Tag Archives: Collection Development

European Studies Statement on Collection Development, Access, and Equity in the Time of COVID-19

In response to the SALALM Resolution.

European Studies Statement on Collection Development, Access, and Equity in the Time of COVID-19

August 17 2020

In light of the COVID-19 situation and budgetary reductions, libraries are implementing collecting policies focused primarily on digital formats. The following represents an endorsement and expansion of the Seminar on the Acquisition of Latin American Library Materials (SALALM) Collection Development and Equity in the Time of Covid-19 Task Force Resolution issued 10 June 2020 — an endorsement and expansion of that resolution by library specialists engaged in the work of collection development and access to support the study of the communities, cultures, and languages of Europe. Members of the three Europe-focused programs administered by the Center for Research Libraries — the Slavic and East European Materials Project (SEEMP), the Collaborative Initiative for French Language Collections (CIFNAL), the German-North American Resources Partnerships (GNARP) — share the concerns around equity, representation, and access raised by our SALALM colleagues, and hereby reaffirm those concerns as they pertain to the long-term availability to North American researchers and teachers of the documentary record of the peoples, languages, and cultures of Europe — an extensive and enormously diverse geographic category having eastern and western divisions; numerous national and subnational cultures and languages representing many ethnic categories and language families; porous shared boundaries with Africa and Asia; and an abiding cultural and linguistic consanguinity with Latin America.

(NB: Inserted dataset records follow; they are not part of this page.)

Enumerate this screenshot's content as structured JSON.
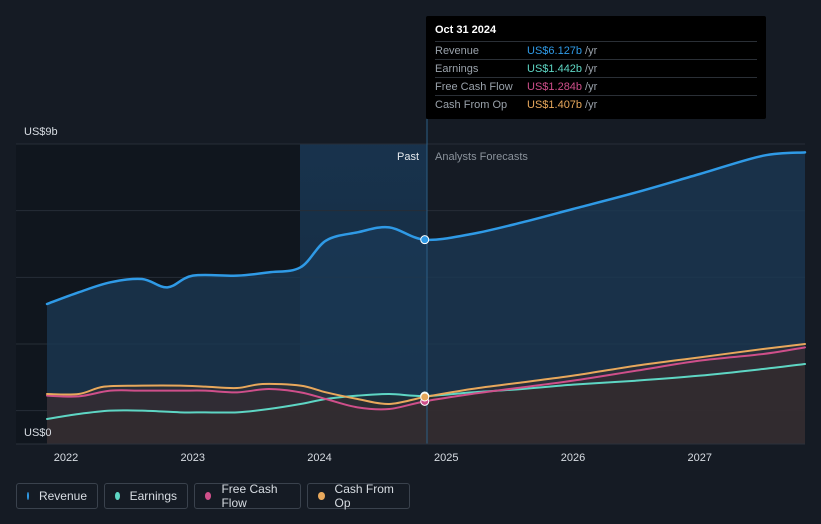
{
  "chart_data": {
    "type": "area",
    "y_axis": {
      "top_label": "US$9b",
      "bottom_label": "US$0",
      "ylim": [
        0,
        9
      ]
    },
    "x_axis": {
      "ticks": [
        "2022",
        "2023",
        "2024",
        "2025",
        "2026",
        "2027"
      ],
      "xlim": [
        2021.85,
        2027.83
      ]
    },
    "sections": {
      "past_label": "Past",
      "forecast_label": "Analysts Forecasts",
      "divider_x": 2024.83
    },
    "series": [
      {
        "name": "Revenue",
        "color": "#2f9ae6",
        "x": [
          2021.85,
          2022.1,
          2022.35,
          2022.6,
          2022.8,
          2023.0,
          2023.35,
          2023.6,
          2023.85,
          2024.05,
          2024.3,
          2024.55,
          2024.83,
          2025.2,
          2025.6,
          2026.0,
          2026.5,
          2027.0,
          2027.5,
          2027.83
        ],
        "y": [
          4.2,
          4.55,
          4.85,
          4.95,
          4.7,
          5.05,
          5.05,
          5.15,
          5.3,
          6.1,
          6.35,
          6.5,
          6.13,
          6.3,
          6.65,
          7.05,
          7.55,
          8.1,
          8.65,
          8.75
        ]
      },
      {
        "name": "Earnings",
        "color": "#5ed6c4",
        "x": [
          2021.85,
          2022.1,
          2022.35,
          2022.6,
          2022.9,
          2023.1,
          2023.35,
          2023.6,
          2023.85,
          2024.05,
          2024.3,
          2024.55,
          2024.83,
          2025.2,
          2025.6,
          2026.0,
          2026.5,
          2027.0,
          2027.5,
          2027.83
        ],
        "y": [
          0.75,
          0.9,
          1.0,
          1.0,
          0.95,
          0.95,
          0.95,
          1.05,
          1.2,
          1.35,
          1.45,
          1.5,
          1.44,
          1.55,
          1.65,
          1.78,
          1.9,
          2.05,
          2.25,
          2.4
        ]
      },
      {
        "name": "Free Cash Flow",
        "color": "#cf4f8a",
        "x": [
          2021.85,
          2022.1,
          2022.35,
          2022.6,
          2022.9,
          2023.1,
          2023.35,
          2023.6,
          2023.85,
          2024.05,
          2024.3,
          2024.55,
          2024.83,
          2025.2,
          2025.6,
          2026.0,
          2026.5,
          2027.0,
          2027.5,
          2027.83
        ],
        "y": [
          1.45,
          1.43,
          1.6,
          1.6,
          1.6,
          1.6,
          1.55,
          1.65,
          1.55,
          1.35,
          1.1,
          1.05,
          1.28,
          1.5,
          1.7,
          1.9,
          2.2,
          2.5,
          2.7,
          2.9
        ]
      },
      {
        "name": "Cash From Op",
        "color": "#e8a85c",
        "x": [
          2021.85,
          2022.1,
          2022.3,
          2022.6,
          2022.9,
          2023.1,
          2023.35,
          2023.55,
          2023.85,
          2024.05,
          2024.3,
          2024.55,
          2024.83,
          2025.2,
          2025.6,
          2026.0,
          2026.5,
          2027.0,
          2027.5,
          2027.83
        ],
        "y": [
          1.5,
          1.5,
          1.72,
          1.75,
          1.75,
          1.72,
          1.68,
          1.8,
          1.75,
          1.55,
          1.35,
          1.2,
          1.41,
          1.65,
          1.85,
          2.05,
          2.35,
          2.6,
          2.85,
          3.0
        ]
      }
    ],
    "grid": true,
    "legend_placement": "bottom-left"
  },
  "tooltip": {
    "date": "Oct 31 2024",
    "unit": "/yr",
    "rows": [
      {
        "label": "Revenue",
        "value": "US$6.127b",
        "color": "#2f9ae6"
      },
      {
        "label": "Earnings",
        "value": "US$1.442b",
        "color": "#5ed6c4"
      },
      {
        "label": "Free Cash Flow",
        "value": "US$1.284b",
        "color": "#cf4f8a"
      },
      {
        "label": "Cash From Op",
        "value": "US$1.407b",
        "color": "#e8a85c"
      }
    ]
  },
  "legend": {
    "items": [
      {
        "label": "Revenue",
        "color": "#2f9ae6"
      },
      {
        "label": "Earnings",
        "color": "#5ed6c4"
      },
      {
        "label": "Free Cash Flow",
        "color": "#cf4f8a"
      },
      {
        "label": "Cash From Op",
        "color": "#e8a85c"
      }
    ]
  }
}
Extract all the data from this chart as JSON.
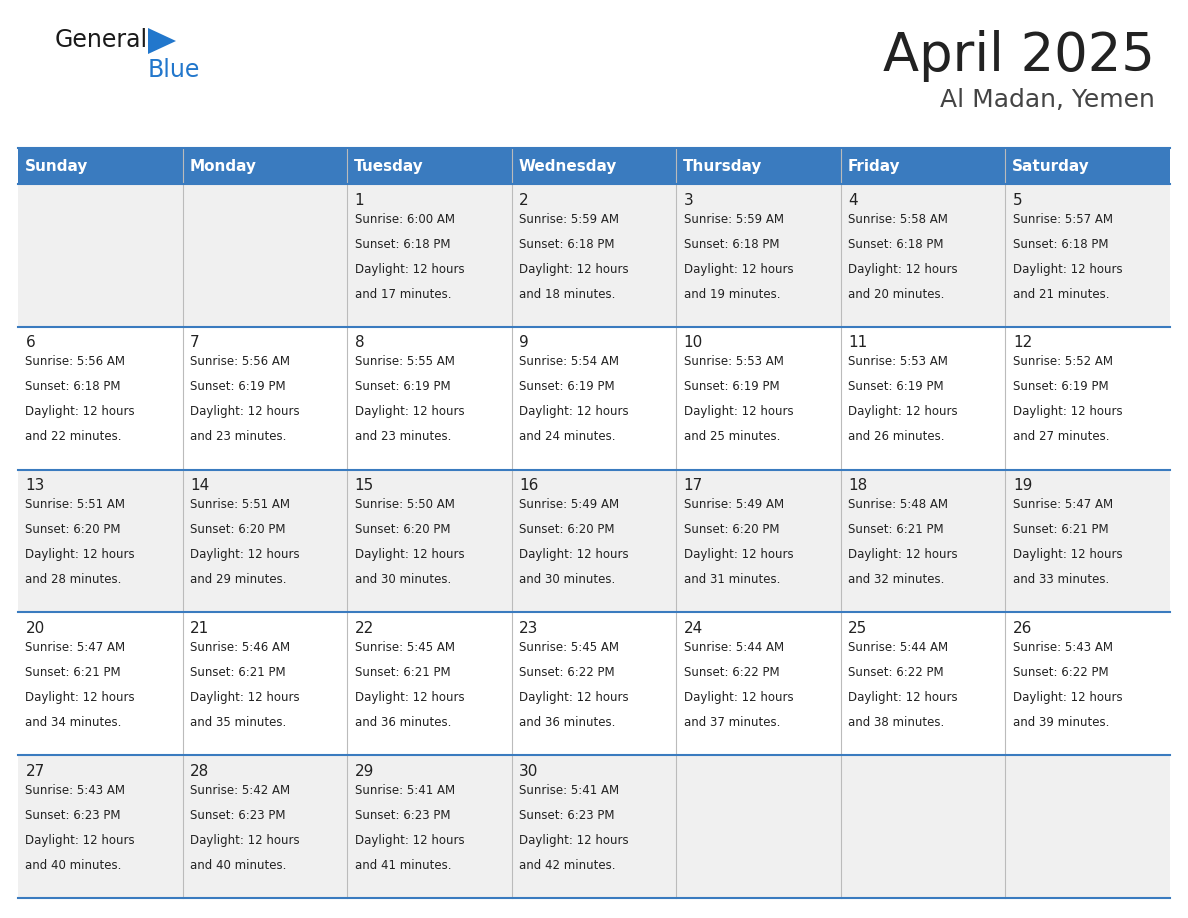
{
  "title": "April 2025",
  "subtitle": "Al Madan, Yemen",
  "header_color": "#3a7bbf",
  "header_text_color": "#ffffff",
  "row_bg_colors": [
    "#f0f0f0",
    "#ffffff",
    "#f0f0f0",
    "#ffffff",
    "#f0f0f0"
  ],
  "border_color": "#3a7bbf",
  "day_headers": [
    "Sunday",
    "Monday",
    "Tuesday",
    "Wednesday",
    "Thursday",
    "Friday",
    "Saturday"
  ],
  "title_color": "#222222",
  "subtitle_color": "#444444",
  "logo_blue_color": "#2277cc",
  "text_color": "#222222",
  "days": [
    {
      "day": 1,
      "col": 2,
      "row": 0,
      "sunrise": "6:00 AM",
      "sunset": "6:18 PM",
      "daylight": "12 hours and 17 minutes."
    },
    {
      "day": 2,
      "col": 3,
      "row": 0,
      "sunrise": "5:59 AM",
      "sunset": "6:18 PM",
      "daylight": "12 hours and 18 minutes."
    },
    {
      "day": 3,
      "col": 4,
      "row": 0,
      "sunrise": "5:59 AM",
      "sunset": "6:18 PM",
      "daylight": "12 hours and 19 minutes."
    },
    {
      "day": 4,
      "col": 5,
      "row": 0,
      "sunrise": "5:58 AM",
      "sunset": "6:18 PM",
      "daylight": "12 hours and 20 minutes."
    },
    {
      "day": 5,
      "col": 6,
      "row": 0,
      "sunrise": "5:57 AM",
      "sunset": "6:18 PM",
      "daylight": "12 hours and 21 minutes."
    },
    {
      "day": 6,
      "col": 0,
      "row": 1,
      "sunrise": "5:56 AM",
      "sunset": "6:18 PM",
      "daylight": "12 hours and 22 minutes."
    },
    {
      "day": 7,
      "col": 1,
      "row": 1,
      "sunrise": "5:56 AM",
      "sunset": "6:19 PM",
      "daylight": "12 hours and 23 minutes."
    },
    {
      "day": 8,
      "col": 2,
      "row": 1,
      "sunrise": "5:55 AM",
      "sunset": "6:19 PM",
      "daylight": "12 hours and 23 minutes."
    },
    {
      "day": 9,
      "col": 3,
      "row": 1,
      "sunrise": "5:54 AM",
      "sunset": "6:19 PM",
      "daylight": "12 hours and 24 minutes."
    },
    {
      "day": 10,
      "col": 4,
      "row": 1,
      "sunrise": "5:53 AM",
      "sunset": "6:19 PM",
      "daylight": "12 hours and 25 minutes."
    },
    {
      "day": 11,
      "col": 5,
      "row": 1,
      "sunrise": "5:53 AM",
      "sunset": "6:19 PM",
      "daylight": "12 hours and 26 minutes."
    },
    {
      "day": 12,
      "col": 6,
      "row": 1,
      "sunrise": "5:52 AM",
      "sunset": "6:19 PM",
      "daylight": "12 hours and 27 minutes."
    },
    {
      "day": 13,
      "col": 0,
      "row": 2,
      "sunrise": "5:51 AM",
      "sunset": "6:20 PM",
      "daylight": "12 hours and 28 minutes."
    },
    {
      "day": 14,
      "col": 1,
      "row": 2,
      "sunrise": "5:51 AM",
      "sunset": "6:20 PM",
      "daylight": "12 hours and 29 minutes."
    },
    {
      "day": 15,
      "col": 2,
      "row": 2,
      "sunrise": "5:50 AM",
      "sunset": "6:20 PM",
      "daylight": "12 hours and 30 minutes."
    },
    {
      "day": 16,
      "col": 3,
      "row": 2,
      "sunrise": "5:49 AM",
      "sunset": "6:20 PM",
      "daylight": "12 hours and 30 minutes."
    },
    {
      "day": 17,
      "col": 4,
      "row": 2,
      "sunrise": "5:49 AM",
      "sunset": "6:20 PM",
      "daylight": "12 hours and 31 minutes."
    },
    {
      "day": 18,
      "col": 5,
      "row": 2,
      "sunrise": "5:48 AM",
      "sunset": "6:21 PM",
      "daylight": "12 hours and 32 minutes."
    },
    {
      "day": 19,
      "col": 6,
      "row": 2,
      "sunrise": "5:47 AM",
      "sunset": "6:21 PM",
      "daylight": "12 hours and 33 minutes."
    },
    {
      "day": 20,
      "col": 0,
      "row": 3,
      "sunrise": "5:47 AM",
      "sunset": "6:21 PM",
      "daylight": "12 hours and 34 minutes."
    },
    {
      "day": 21,
      "col": 1,
      "row": 3,
      "sunrise": "5:46 AM",
      "sunset": "6:21 PM",
      "daylight": "12 hours and 35 minutes."
    },
    {
      "day": 22,
      "col": 2,
      "row": 3,
      "sunrise": "5:45 AM",
      "sunset": "6:21 PM",
      "daylight": "12 hours and 36 minutes."
    },
    {
      "day": 23,
      "col": 3,
      "row": 3,
      "sunrise": "5:45 AM",
      "sunset": "6:22 PM",
      "daylight": "12 hours and 36 minutes."
    },
    {
      "day": 24,
      "col": 4,
      "row": 3,
      "sunrise": "5:44 AM",
      "sunset": "6:22 PM",
      "daylight": "12 hours and 37 minutes."
    },
    {
      "day": 25,
      "col": 5,
      "row": 3,
      "sunrise": "5:44 AM",
      "sunset": "6:22 PM",
      "daylight": "12 hours and 38 minutes."
    },
    {
      "day": 26,
      "col": 6,
      "row": 3,
      "sunrise": "5:43 AM",
      "sunset": "6:22 PM",
      "daylight": "12 hours and 39 minutes."
    },
    {
      "day": 27,
      "col": 0,
      "row": 4,
      "sunrise": "5:43 AM",
      "sunset": "6:23 PM",
      "daylight": "12 hours and 40 minutes."
    },
    {
      "day": 28,
      "col": 1,
      "row": 4,
      "sunrise": "5:42 AM",
      "sunset": "6:23 PM",
      "daylight": "12 hours and 40 minutes."
    },
    {
      "day": 29,
      "col": 2,
      "row": 4,
      "sunrise": "5:41 AM",
      "sunset": "6:23 PM",
      "daylight": "12 hours and 41 minutes."
    },
    {
      "day": 30,
      "col": 3,
      "row": 4,
      "sunrise": "5:41 AM",
      "sunset": "6:23 PM",
      "daylight": "12 hours and 42 minutes."
    }
  ]
}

We list here seven concerns surrounding current challenges and vulnerabilities in the collection development ecosystem for European Studies and scholarship originating from Europe, and three related resolutions.

1. Whereas, the majority of publications from Europe are available in print only, and cannot be licensed to North American libraries in electronic formats, and many of the ebooks that are available come with unacceptable DRM restrictions, unsustainable price models, and moving walls, hindering access to timely and useful content;

2. Whereas, collection development policies privileging ebooks generally exclude non- English language materials and a significant portion of the cultural and scholarly production from the region, including small independent presses and the voices of marginalized, minority and vulnerable communities, new social movements, and transnational authors, which are so critical to advancing research of and learning about the linguistic and cultural diversity of the European continent;

3. Whereas, the inability to lend and borrow European ebooks inter-institutionally further reduces access to critical resources available across North American libraries and directly undermines the numerous existing shared print and other cooperative collecting partnerships formed to guarantee adequate representation of the linguistic, ethnic, and cultural diversity of the European continent;

4. Whereas the output of small, independent, print-only publishers outside mainstream distribution networks in countries with legacies and/or current practice of authoritarian publishing and media control (including many in Eastern Europe and the territories of the former Soviet Union) represents a crucial category for North American collections supporting research and teaching focused on those regions, and an e-centric collection model jeopardizes adequate capture and preservation of these critical categories;

5. Whereas, a sudden shift away from collecting research materials available only in print not only threatens the integrity of diverse library collections, but also places a dedicated network of local vendors of scholarly and ephemeral research materials at risk;

6. Whereas, these vendors are important because of their expertise in specific regions and local publishing practices, and the access they provide to necessary and unique materials for learning, teaching and research that would be overlooked by larger vendors based outside of the region;

7. Whereas, while pioneering cooperative Open Access models such as the European Commission’s OpenAIRE, OpenEdition in France, REDIB in Spain, OA2020 organized by the Max Planck Digital Library in Germany, and other initiatives have made scholarly journals from the region widely available, a gap for open monographs still exists across Europe;

Be it resolved, that the Collaborative Initiative for French Language, and the German-North American Resources Partnerships, and the Slavic and East European Materials Project, on behalf of their members:

A. Urge North American libraries to continue acquiring European print material through a network of regional vendors, often the only available sources, and thereby not limit diversity in scholarly collections.

B. Encourage collaboration and further discussion with other organizations working with international collections at a national and international level, such as the Africana Librarians Council, other divisions of the Center for Research Libraries, Council on East
Asian Libraries, Middle East Librarians Association, the East Coast Consortium of Slavic Library Collections, the Pacific Coast Slavic and East European Library Consortium, the MidWest Slavic and Eurasian Library Consortium, the Association for Slavic East European and Eurasian Studies Committee on Libraries and Information Resources, and the Seminar for the Acquisition for Latin American Library Materials (SALALM), among others.

C. Advocates for continued and increased support for Open Access initiatives in European countries through the Center for Research Libraries’ Collaborative Initiative for French Language Collections, German-North American Resources Partnership, Slavic and East European Materials Project, and other existing collaborative projects.